Angola: Joao Lourenço reçoit en tête-à-tête l'un des pourfendeurs du régime

Le président Joao Lourenço a reçu mercredi matin 5 décembre une figure emblématique de la société civile angolaise. Le chef de l'État s'est entretenu avec Rafael Marques, un journaliste et militant des droits de l'homme, la bête noire de l'ancien président Dos Santos.

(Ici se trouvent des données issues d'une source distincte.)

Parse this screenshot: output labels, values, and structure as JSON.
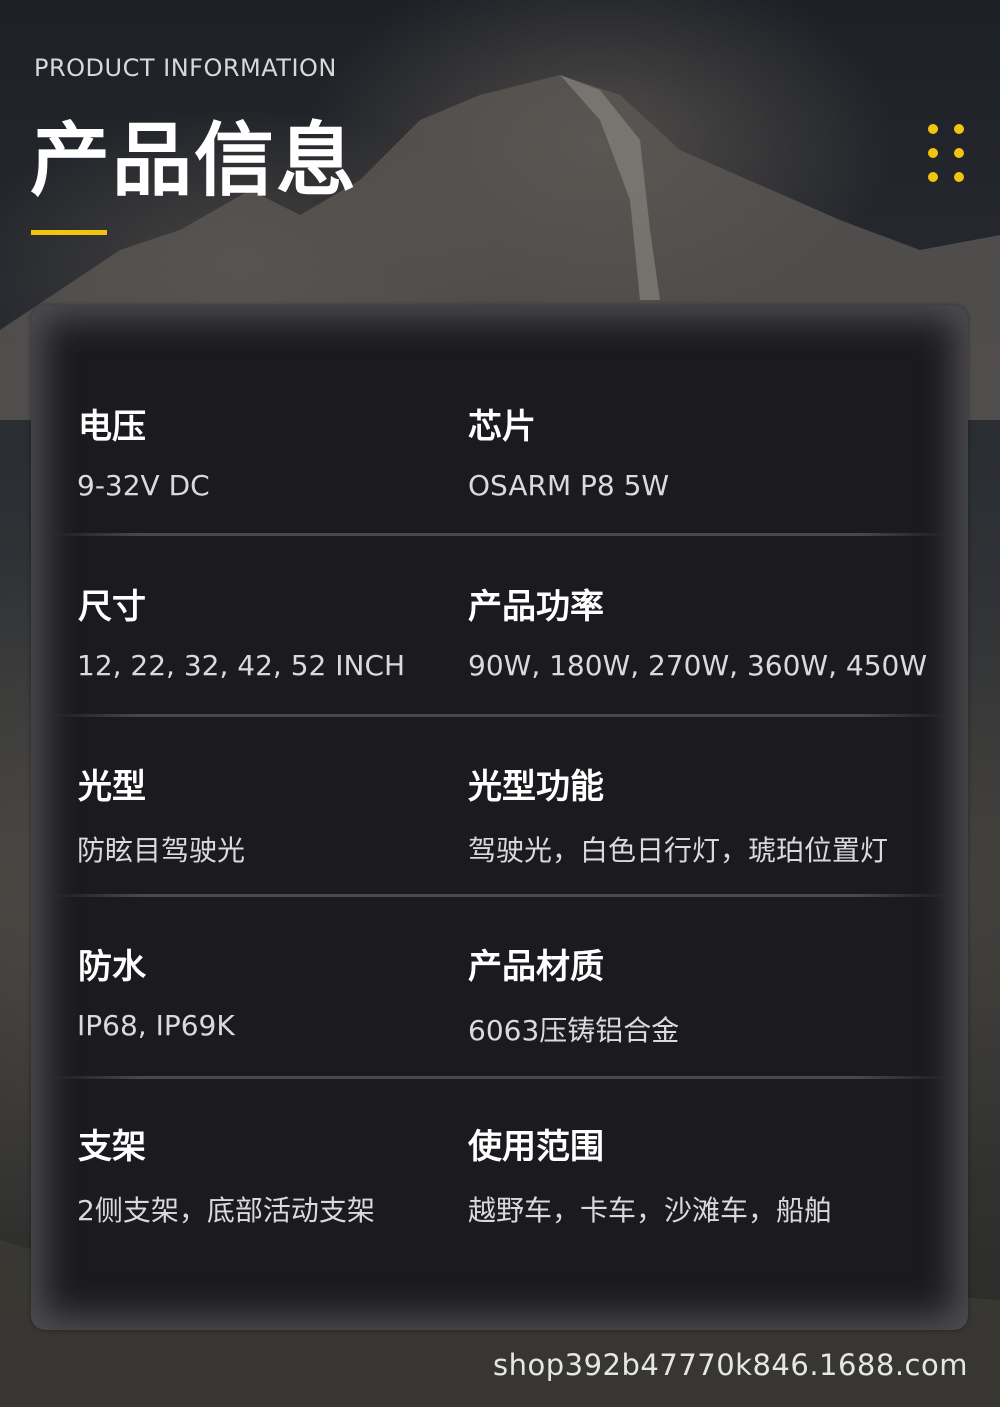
{
  "header": {
    "subtitle_en": "PRODUCT INFORMATION",
    "title_cn": "产品信息",
    "accent_color": "#f2c40f",
    "decor_icon": "dot-grid-icon"
  },
  "specs": [
    {
      "left": {
        "label": "电压",
        "value": "9-32V DC"
      },
      "right": {
        "label": "芯片",
        "value": "OSARM P8 5W"
      }
    },
    {
      "left": {
        "label": "尺寸",
        "value": "12, 22, 32, 42, 52 INCH"
      },
      "right": {
        "label": "产品功率",
        "value": "90W, 180W, 270W, 360W, 450W"
      }
    },
    {
      "left": {
        "label": "光型",
        "value": "防眩目驾驶光"
      },
      "right": {
        "label": "光型功能",
        "value": "驾驶光，白色日行灯，琥珀位置灯"
      }
    },
    {
      "left": {
        "label": "防水",
        "value": "IP68, IP69K"
      },
      "right": {
        "label": "产品材质",
        "value": "6063压铸铝合金"
      }
    },
    {
      "left": {
        "label": "支架",
        "value": "2侧支架，底部活动支架"
      },
      "right": {
        "label": "使用范围",
        "value": "越野车，卡车，沙滩车，船舶"
      }
    }
  ],
  "watermark": "shop392b47770k846.1688.com"
}
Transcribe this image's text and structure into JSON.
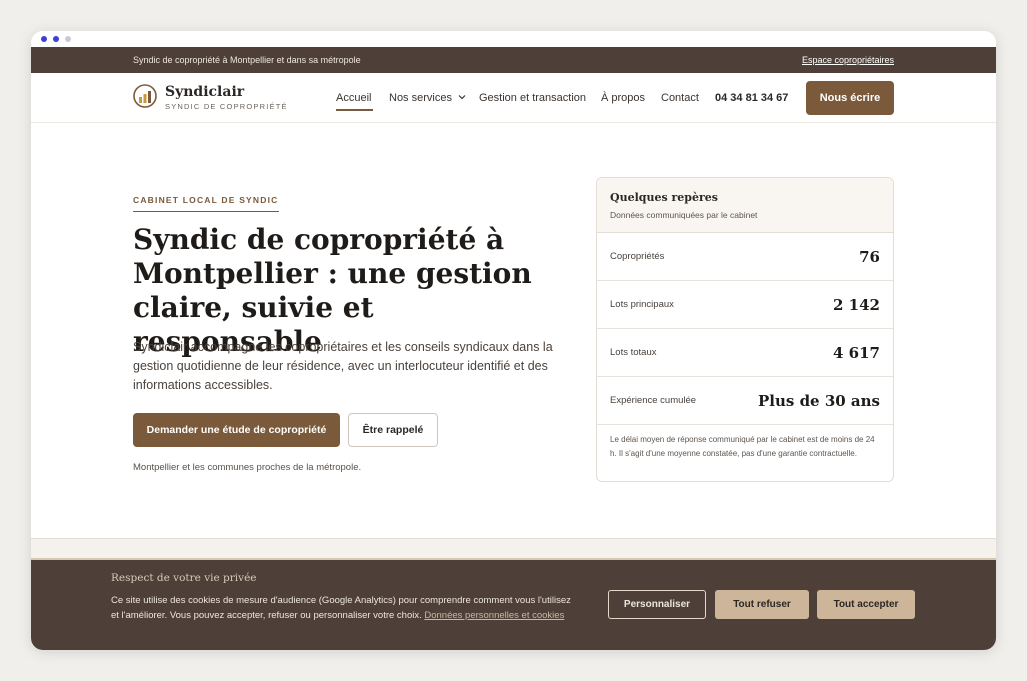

C'est une visite qui aurait été inimaginable sous le président Dos Santos. Rafael Marques, qui n'a de cesse de dénoncer la corruption des élites, a été reçu au palais présidentiel par le nouveau locataire, Joao Lourenço.

Rafael Marques, qui a reçu plus de prix et distinctions que de condamnations et de peines de prison, en a profité pour parler corruption. Il n'a pas hésité à parler des sommes colossales que des Angolais ont investies dans l'immobilier, les médias et les vignobles, au Portugal.

C'est du moins ce qu'il a confié aux confrères à sa sortie de l'entretien avec le président Lourenço : « Nous savons que le Portugal a déjà dit que son économie pourrait être déséquilibrée si les fonds angolais devaient être rapatriés. Il faut maintenant penser à rééquilibrer notre économie à nous, même si notre argent est immobilisé à l'étranger. »

L'Angola est, certes, selon Transparency International, l'un des pays les plus corrompus au monde. Mais l'OCDE estime que le Portugal ne fait pas grand-chose pour empêcher le blanchiment de l'argent sale sur son sol.

Depuis le début des années 2000, des Angolais ont investi près de 200 milliards de dollars à l'étranger, notamment au Portugal, que certains investisseurs auraient surnommé « la machine à laver. » A Luanda, en partie grâce au militantisme de Rafael Marques, le sujet n'est plus tabou. Pas même au palais présidentiel.